2. Brands aren’t built on ideas; nor are good advertising programs.
It’s been said that one good ad can do more than 20 mediocre ones, but what does that mean? What it really boils down to is all successful brands are built on ideals. Ideals have attachment that mere ideas do not. Anyone can come up with a good idea, but, aside from executing well on that idea, it doesn’t have the fuel you need to architect and substantiate a powerful brand over time. Ideals do. Ideals have emotional resonance and relevance. Discovering what ideals your company believes in and strives for mean something to customers in ways that connect them to the world in which you operate and the world in which they live. There is a connection. The more you can connect deeply and psychologically with your customers and prospective customers, the richer territory you can mine in the mind of those you want to connect with over the long term.
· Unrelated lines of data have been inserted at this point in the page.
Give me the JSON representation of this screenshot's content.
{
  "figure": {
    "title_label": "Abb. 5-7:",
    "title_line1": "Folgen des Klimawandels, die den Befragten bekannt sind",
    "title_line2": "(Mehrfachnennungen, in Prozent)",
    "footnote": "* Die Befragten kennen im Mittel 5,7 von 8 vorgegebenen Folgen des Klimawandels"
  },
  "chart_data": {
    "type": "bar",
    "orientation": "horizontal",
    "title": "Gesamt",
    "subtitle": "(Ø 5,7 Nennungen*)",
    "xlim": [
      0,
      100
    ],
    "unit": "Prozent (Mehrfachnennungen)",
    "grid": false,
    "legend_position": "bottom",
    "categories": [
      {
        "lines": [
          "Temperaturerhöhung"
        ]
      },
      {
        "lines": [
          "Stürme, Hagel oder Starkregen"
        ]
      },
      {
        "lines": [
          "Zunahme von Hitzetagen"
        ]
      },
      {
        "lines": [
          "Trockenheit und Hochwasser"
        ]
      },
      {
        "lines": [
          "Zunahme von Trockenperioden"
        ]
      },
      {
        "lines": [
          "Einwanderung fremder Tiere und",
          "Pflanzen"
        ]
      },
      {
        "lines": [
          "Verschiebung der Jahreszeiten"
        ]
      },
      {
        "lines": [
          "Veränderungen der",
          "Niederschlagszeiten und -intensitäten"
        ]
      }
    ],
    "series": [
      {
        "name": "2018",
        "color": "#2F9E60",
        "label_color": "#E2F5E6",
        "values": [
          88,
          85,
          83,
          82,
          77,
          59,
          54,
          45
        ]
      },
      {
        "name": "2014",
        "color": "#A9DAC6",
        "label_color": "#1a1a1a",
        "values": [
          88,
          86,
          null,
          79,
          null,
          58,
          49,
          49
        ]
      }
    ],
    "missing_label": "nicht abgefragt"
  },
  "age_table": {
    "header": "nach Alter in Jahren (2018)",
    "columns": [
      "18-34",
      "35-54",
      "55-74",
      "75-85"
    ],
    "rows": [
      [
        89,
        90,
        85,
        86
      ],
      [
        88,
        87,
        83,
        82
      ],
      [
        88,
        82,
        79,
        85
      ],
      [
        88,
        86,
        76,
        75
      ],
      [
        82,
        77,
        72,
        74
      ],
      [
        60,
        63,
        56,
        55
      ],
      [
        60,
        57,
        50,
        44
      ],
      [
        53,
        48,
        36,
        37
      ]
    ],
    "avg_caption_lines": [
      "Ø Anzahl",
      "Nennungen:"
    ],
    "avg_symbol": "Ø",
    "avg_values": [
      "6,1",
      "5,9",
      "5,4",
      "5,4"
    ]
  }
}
3. Driving your brand ideals down into your internal communications and teams.
All human beings look for meaning, and ideals are the driver behind meaning. If you can live your brand ideals every day in the smallest ways within your company, it will both enrich the experience of your employees through a brand story that has meaning to them, and make it easier for them, and more likely that they will, serve as ambassadors in the markets and communities in which they work. Shared ideals bond your brand and what it sells in powerful ways that deepen meaning, inspire, and deliver results within and without.
When you start to truly consider the powerful asset you have in your brand, and orient its expression and experience to ideals that resonate with everyone who interacts with you, or needs to communicate your interests, you are on the path to stronger organic sales and a more successful business.